Any perception of a recently developing crisis is inaccurate. As Watkin reports, the proportion of the working age population on benefits has been higher than it is today for most of the last twenty years. Yet in 1970 it was just four percent. What changed? Since the 1970s, the New Zealand economy has seen radical restructuring, notably through the liberalization of trade, downsizing of government and sale of many public assets. These changes significantly raised unemployment: for their advocates that was the price of economic efficiency. At the time, some pointed out that they wouldn't necessarily be socially efficient, but that quibble was lost in the winds of change.

The other major change in the 1970s was the introduction of the domestic purposes benefit.
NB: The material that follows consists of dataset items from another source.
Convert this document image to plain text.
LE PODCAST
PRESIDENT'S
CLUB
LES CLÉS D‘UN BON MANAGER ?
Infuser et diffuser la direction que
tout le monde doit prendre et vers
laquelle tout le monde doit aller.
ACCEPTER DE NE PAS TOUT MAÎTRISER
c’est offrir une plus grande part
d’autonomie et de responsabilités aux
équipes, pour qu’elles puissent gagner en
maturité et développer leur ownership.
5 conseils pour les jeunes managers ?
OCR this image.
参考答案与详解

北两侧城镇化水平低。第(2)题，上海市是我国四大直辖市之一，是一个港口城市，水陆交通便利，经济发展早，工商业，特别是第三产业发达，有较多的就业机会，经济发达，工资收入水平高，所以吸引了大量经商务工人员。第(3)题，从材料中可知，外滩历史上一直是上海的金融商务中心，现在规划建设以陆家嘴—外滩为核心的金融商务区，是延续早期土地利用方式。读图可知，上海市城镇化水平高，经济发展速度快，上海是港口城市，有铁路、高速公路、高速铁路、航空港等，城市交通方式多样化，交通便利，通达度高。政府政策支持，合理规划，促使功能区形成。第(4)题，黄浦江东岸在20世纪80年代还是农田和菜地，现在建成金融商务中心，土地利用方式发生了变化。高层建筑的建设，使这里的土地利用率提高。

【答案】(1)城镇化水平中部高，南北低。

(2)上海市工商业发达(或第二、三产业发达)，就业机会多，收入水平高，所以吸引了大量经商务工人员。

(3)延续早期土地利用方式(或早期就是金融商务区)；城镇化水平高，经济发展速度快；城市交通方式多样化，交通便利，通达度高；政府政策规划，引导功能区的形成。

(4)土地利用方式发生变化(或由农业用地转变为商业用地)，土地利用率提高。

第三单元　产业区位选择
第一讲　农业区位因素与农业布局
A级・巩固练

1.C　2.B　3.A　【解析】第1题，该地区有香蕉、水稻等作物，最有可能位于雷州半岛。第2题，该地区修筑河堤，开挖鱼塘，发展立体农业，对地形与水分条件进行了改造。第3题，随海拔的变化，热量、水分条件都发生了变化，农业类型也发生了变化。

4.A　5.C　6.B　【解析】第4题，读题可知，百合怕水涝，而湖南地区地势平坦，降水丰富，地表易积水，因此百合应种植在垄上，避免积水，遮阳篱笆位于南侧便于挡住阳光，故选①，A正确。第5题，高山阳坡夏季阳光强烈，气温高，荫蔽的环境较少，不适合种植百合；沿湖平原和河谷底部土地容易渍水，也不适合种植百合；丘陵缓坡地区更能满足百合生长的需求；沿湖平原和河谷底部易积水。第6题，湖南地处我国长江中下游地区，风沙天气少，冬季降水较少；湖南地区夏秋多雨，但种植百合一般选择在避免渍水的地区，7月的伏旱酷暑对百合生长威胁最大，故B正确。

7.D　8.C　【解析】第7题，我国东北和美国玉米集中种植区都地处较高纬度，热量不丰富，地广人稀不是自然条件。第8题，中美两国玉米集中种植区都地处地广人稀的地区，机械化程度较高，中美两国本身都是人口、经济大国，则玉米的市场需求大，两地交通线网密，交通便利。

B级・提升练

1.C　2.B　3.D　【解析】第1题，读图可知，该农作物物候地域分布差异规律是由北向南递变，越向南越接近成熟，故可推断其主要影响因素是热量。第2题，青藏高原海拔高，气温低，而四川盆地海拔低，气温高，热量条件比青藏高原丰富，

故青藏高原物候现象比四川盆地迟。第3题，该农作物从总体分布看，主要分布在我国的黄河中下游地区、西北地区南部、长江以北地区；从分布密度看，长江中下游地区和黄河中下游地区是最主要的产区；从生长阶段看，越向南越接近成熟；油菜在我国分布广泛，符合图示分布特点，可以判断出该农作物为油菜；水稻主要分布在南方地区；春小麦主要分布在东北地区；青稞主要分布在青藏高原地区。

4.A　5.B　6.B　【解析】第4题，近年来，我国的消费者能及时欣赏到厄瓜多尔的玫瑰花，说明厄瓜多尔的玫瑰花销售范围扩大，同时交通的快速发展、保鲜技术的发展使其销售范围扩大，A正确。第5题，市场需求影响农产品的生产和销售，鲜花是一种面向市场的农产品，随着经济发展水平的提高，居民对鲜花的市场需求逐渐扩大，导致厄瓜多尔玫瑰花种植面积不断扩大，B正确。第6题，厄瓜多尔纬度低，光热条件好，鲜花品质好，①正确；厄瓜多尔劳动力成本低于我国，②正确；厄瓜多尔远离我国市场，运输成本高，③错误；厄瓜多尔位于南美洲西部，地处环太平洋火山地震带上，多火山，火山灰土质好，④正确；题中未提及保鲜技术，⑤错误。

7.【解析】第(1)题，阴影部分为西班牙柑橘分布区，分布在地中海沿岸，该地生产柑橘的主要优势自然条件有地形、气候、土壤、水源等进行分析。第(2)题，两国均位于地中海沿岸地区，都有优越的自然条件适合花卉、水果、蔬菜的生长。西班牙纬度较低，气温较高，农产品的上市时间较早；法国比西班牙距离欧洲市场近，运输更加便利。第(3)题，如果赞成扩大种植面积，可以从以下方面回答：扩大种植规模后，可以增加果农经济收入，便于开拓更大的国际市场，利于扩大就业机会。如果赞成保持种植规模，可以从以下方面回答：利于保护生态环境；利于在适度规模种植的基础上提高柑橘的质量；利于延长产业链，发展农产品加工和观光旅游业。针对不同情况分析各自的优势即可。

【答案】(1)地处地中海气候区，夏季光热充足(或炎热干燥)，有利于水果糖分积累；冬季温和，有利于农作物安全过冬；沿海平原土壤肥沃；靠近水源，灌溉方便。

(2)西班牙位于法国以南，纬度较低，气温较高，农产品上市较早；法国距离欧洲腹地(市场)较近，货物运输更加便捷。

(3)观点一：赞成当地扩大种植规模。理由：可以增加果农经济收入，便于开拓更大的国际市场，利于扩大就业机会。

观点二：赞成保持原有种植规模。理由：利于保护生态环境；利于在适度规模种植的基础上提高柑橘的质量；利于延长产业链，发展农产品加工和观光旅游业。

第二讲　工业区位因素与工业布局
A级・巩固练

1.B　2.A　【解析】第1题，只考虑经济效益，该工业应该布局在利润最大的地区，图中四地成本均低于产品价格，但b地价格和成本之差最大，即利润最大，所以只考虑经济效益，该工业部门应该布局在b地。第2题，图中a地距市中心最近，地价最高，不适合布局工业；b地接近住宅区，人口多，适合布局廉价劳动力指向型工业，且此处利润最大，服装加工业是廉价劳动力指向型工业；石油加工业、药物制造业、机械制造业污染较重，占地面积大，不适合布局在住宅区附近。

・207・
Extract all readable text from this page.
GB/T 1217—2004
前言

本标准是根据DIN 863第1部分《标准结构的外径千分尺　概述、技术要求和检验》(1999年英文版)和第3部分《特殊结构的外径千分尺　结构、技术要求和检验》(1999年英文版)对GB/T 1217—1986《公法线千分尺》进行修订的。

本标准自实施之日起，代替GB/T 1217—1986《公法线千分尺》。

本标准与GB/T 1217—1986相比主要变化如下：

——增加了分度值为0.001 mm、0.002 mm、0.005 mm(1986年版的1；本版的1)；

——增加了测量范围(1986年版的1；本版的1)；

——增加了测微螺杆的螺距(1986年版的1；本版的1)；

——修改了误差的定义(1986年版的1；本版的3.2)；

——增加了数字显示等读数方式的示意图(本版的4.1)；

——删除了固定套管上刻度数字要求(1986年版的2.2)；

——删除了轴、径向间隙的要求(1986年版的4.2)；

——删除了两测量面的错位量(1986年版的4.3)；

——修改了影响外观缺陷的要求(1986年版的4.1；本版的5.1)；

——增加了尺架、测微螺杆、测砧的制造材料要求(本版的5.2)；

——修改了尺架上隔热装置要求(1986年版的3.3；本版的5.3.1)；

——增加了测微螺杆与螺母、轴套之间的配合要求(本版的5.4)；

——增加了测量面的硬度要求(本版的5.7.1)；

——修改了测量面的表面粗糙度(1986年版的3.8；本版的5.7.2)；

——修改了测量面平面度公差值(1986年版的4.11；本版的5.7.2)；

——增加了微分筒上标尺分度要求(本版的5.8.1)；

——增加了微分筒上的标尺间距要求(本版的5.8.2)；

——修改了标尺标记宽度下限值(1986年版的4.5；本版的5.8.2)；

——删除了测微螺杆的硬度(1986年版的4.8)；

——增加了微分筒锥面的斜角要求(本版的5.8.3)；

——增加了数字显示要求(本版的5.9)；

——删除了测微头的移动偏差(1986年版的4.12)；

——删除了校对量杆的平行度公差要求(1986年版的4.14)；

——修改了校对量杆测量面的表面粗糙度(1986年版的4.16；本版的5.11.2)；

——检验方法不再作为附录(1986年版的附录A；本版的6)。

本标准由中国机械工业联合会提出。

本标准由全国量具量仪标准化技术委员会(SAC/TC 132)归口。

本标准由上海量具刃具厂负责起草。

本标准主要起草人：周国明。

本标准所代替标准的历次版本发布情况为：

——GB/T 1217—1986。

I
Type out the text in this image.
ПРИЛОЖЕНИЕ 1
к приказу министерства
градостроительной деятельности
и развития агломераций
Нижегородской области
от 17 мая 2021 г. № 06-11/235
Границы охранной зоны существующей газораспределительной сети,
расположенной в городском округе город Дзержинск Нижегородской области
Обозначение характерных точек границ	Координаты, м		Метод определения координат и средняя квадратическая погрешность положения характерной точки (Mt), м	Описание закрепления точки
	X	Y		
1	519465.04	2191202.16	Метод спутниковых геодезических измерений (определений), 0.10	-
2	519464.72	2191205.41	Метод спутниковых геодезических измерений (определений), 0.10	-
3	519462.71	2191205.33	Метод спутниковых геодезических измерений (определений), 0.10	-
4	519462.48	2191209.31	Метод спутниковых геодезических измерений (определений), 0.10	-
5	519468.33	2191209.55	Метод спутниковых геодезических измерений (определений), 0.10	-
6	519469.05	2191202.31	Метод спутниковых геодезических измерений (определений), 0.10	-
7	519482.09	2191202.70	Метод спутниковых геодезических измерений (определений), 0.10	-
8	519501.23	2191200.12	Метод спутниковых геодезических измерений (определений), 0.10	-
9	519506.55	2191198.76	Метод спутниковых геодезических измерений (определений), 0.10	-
As Watkin says:

Given that it allowed women to get out of unhealthy, unhappy, even dangerous, relationships, I assume we think it's not a bad policy.

Again, the figures are hard to square with the certainty of talkback radio callers and Stuff website commenters that large numbers of [young] women are "breeding for a business". The Ministry of Social Development's helpful fact sheets report that just 10 percent of domestic purposes beneficiaries have been continuously on the benefit 10 years or more. Coincidentally, this is about the same as the percentage of domestic purposes beneficiaries who are male.

A number of critics have made the point that the miserly payment levels of the DPB hardly make for any sort of viable "business". Less well noted is the assmption (including by the WWG) that caring for children is not "work". Paid, no. Work, definitely. As somebody who now gets quite well paid for working, I never fail to appreciate that most days it ends at around 6pm.

The final third of benefit recipients are those on the sickness and disability benefits. Campbell points that out the percentage of working-age New Zealand receiving sickness and disability benefits is well below the OECD average, and the proportion of sick and disabled people in employment well above the OECD average.

In short, where work that offers subsistence level or above is available, New Zealanders generally take it. Most analyses conclude that there may be a hard core of recalcitrants, but if so, they consistute a small minority of beneficiaries. The question is not whether some proportion of welfare recipients are ripping off the system. but whether this is the most important issue facing the country at the moment. While the economy remains sluggish, and even high-skilled jobs continue to disappear on a weekly basis, forcing sole parents, the sick and the disabled to pound the pavements seems like the height of perversity.